Haas soupèse indépendance et soutien financier
Haas est désormais la seule écurie de Formule 1 encore activement en quête d'un pilote sur le marché des transferts, le baquet d'Esteban Ocon pour 2027 étant remis en jeu. Ses performances récentes ont apporté quelques motifs d'espoir — sa 11e place à Madrid constituant son meilleur résultat depuis son arrivée dans les points à Monaco —, mais la pression pesant sur sa place reste bien réelle.
La liste restreinte des candidats comprend le pilote de réserve Jack Doohan, le membre de la Ferrari Driver Academy Rafael Camara, le protégé de McLaren Leonardo Fornaroli, ainsi que Ryo Hirakawa, soutenu par Toyota, le sponsor titre de l'écurie. Tous les quatre ont eu l'occasion de faire leurs preuves lors d'essais privés. Les références de Fornaroli sont particulièrement remarquables : champion de Formule 3 puis de Formule 2, il ne dispose pourtant d'aucun débouché immédiat. La dynamique de cette filière de promotion s'est également illustrée lors du récent retour sur le podium en F2 d'Alexander Dunne.

Camara : une réelle promesse et un casse-tête stratégique
Sur le plan purement sportif, la candidature de Camara s'impose avec évidence. Sacré champion de Formule 3 l'an passé, il occupe actuellement la deuxième place du classement général de Formule 2, fort de deux victoires et de six podiums cette saison. Un tel accord permettrait également à Haas de bénéficier de remises financières sur les pièces fournies.

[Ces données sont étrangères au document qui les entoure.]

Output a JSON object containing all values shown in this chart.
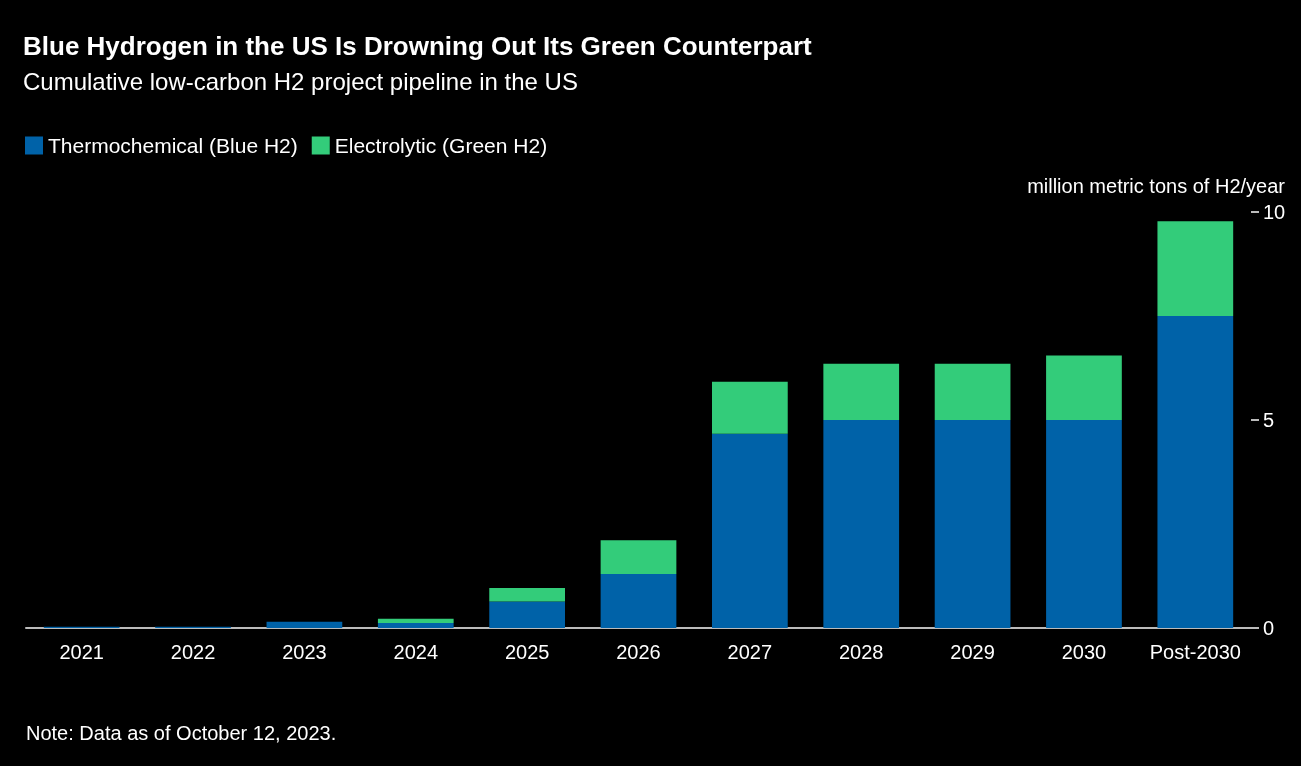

Cependant, recruter le jeune Brésilien renforcerait l'impression tenace que Haas devient une écurie junior de Ferrari, à l'instar de Racing Bulls vis-à-vis de Red Bull. Oliver Bearman, lui aussi issu de l'académie de Maranello, devrait être reconduit pour une troisième saison. Le propriétaire de l'équipe, Gene Haas, semble ainsi très réticent à l'idée de céder le contrôle total de son second baquet.
Haas utilise déjà le groupe motopropulseur, la direction et la boîte de vitesses de la Scuderia, tout comme son simulateur, même si la structure américaine développe actuellement ses propres installations. Cette situation soulève une question stratégique fondamentale sur l'orientation de l'écurie : aspire-t-elle à une plus grande autonomie ou à un partenariat commercial et technique encore plus étroit avec un grand constructeur ?

L'enjeu stratégique derrière le choix des pilotes
Dans le podcast 2 Guys, A Girl and F1, Joe Saward a souligné que Gene Haas refuse catégoriquement que son écurie ne devienne une simple filiale, que ce soit pour Ferrari ou Toyota. « S’il aligne deux pilotes Ferrari, ça ne va pas », a-t-il expliqué, précisant que deux pilotes affiliés à Toyota donneraient tout autant l'impression que les monoplaces appartiennent à une autre entité.
Le contexte économique demeure incontournable. Actuellement septième au championnat des constructeurs, Haas a inscrit 17 de ses 21 points lors des trois premières manches de la saison, avant de se faire distancer dans la course au développement par Racing Bulls, Alpine et Audi. L'équipe a reconnu ne pas pouvoir dépenser l'intégralité du plafond budgétaire autorisé, ce qui rend une aide financière supplémentaire de Toyota, de Ferrari ou d'un autre partenaire particulièrement précieuse.
L'arrivée de Bearman s'est avérée être un franc succès, avec une moyenne de 1,5 point par course — le meilleur ratio de l'histoire des pilotes Haas. Les duos de la majorité des écuries étant désormais figés, Haas bénéficie d'une marge de manœuvre considérable. Son verdict final, attendu dans les prochains jours, révélera si Gene Haas souhaite bâtir une écurie plus grande et autonome ou capitaliser sur les avantages économiques d'une équipe cliente.